Lots of times when a musician wants to play an instantly-identifiable “Oriental” musical riff (this is too stereotypical to be “Asian,”) he’ll play a particular short tune. IIRC it’s present in “Limehouse Blues” and that “I really do believe that I am turning Japanese” song. If you’ll pardon the ASCII rendering of musical notes, it goes like this: “chinga-chinga ching ching, choong choong CHING.” It’s the kind of thing they played in madcap seventies comedies when a ninja appeared out of nowhere. “Oh no- the man in the ape suit has stolen the diamond!” <enter ninja> <cue music> “chinga-chinga ching ching, choong choong CHING, chinga-chinga choong choong ching. BONNNNNNNG!”
Then there’s the stereotypical Egyptian music (I suppose it’s also used for India, especially snake charmers.) I can’t do an ASCII rendering, but I’ve heard it put to the following lyrics:
There’s a place in France
Where the naked ladies dance
And there’s a hole in the wall
Where the men can see it all.
The “Egyptian” tune is sometimes called “The Snake Charmer” and is sometimes found in books of piano instruction. Among other uses, i serves as the last few bars of the long-lived but obscure Colon Sphincter Band’s piece You Can’t Outrace the Mummy. There the band joins the vocalist to sing "nyah-nyah-nyah, nyah, nyah-nyah-nyah-nyah n’nyah…

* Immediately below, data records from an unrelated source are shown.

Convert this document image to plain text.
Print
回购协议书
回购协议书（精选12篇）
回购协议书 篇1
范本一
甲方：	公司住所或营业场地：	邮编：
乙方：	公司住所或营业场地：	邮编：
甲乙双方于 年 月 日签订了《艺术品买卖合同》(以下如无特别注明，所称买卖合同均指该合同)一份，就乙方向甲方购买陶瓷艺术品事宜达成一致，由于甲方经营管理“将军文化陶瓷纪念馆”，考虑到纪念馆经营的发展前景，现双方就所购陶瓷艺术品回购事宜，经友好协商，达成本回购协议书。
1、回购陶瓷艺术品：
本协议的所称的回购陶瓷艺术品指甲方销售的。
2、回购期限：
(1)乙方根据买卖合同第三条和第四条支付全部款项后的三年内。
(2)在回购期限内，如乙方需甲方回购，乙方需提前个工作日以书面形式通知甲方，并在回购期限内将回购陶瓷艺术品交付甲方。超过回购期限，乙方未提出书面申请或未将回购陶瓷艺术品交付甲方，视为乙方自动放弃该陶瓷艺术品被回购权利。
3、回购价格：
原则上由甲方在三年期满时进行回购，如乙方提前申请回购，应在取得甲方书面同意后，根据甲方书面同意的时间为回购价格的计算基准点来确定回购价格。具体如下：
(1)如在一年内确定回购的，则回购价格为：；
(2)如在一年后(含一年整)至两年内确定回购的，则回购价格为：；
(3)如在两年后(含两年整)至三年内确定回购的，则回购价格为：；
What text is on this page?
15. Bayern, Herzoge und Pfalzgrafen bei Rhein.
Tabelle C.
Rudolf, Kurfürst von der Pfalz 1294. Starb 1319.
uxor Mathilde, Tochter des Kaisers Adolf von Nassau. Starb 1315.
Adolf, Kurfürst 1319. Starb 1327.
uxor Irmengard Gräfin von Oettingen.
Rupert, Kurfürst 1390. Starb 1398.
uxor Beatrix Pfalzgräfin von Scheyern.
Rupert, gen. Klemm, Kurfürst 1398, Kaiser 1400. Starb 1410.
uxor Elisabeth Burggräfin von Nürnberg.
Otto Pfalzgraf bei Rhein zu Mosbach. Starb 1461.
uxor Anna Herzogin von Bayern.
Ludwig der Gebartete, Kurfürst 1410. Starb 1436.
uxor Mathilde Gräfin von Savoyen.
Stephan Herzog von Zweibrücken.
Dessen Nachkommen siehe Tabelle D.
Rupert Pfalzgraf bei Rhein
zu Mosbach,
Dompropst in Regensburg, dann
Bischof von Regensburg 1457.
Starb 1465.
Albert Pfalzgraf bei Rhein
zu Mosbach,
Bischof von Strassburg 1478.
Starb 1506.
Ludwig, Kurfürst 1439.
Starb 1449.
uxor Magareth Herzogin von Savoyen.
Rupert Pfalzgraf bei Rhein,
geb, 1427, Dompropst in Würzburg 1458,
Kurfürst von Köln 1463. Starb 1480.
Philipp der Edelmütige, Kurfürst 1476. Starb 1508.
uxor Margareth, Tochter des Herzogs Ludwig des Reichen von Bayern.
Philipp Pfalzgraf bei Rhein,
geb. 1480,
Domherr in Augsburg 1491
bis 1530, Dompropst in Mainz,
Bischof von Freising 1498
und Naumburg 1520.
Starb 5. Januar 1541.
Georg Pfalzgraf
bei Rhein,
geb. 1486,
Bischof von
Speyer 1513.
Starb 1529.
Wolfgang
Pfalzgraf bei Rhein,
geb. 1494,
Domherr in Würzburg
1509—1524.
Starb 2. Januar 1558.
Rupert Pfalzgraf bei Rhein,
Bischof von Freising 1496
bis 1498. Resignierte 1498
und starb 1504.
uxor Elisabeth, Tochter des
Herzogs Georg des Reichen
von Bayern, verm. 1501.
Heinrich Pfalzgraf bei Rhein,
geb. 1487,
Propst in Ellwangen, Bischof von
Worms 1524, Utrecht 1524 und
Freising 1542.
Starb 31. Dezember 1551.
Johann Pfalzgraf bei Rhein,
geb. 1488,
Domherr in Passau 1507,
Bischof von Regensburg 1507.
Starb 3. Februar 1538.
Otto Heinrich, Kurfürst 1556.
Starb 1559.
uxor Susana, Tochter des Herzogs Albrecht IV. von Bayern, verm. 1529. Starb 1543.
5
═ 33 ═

I recall hearing the late Steve Allen talk about how it fell to him to once entertain a group of Asians. I believe it may have been a delegation from the People’s Republic of China. He started off by playing the traditional “Oriental” piece, and got nothing but blank stares. Not only was it unfamiliar to them, but the whole sound of it seemed foreign to them. Allen admitted he had no idea where that tune came from, or where we got the idea that it was Chinese, anyway.
Rightly or wrongly, I associate it with silent films, and suspect it goes back at least to that era.
I recall that Jay Leno once observed that one frequently heard that tune played whenever a Chinese character toddled onto the screen in an old TV show, possibly because the producers feared the audience would otherwise think they had a Klingon on their hands. He went on to ask: when Clint Eastwood walks on screen in a movie dubbed into Chinese, do they play How Much Is That Doggy in the WIndow?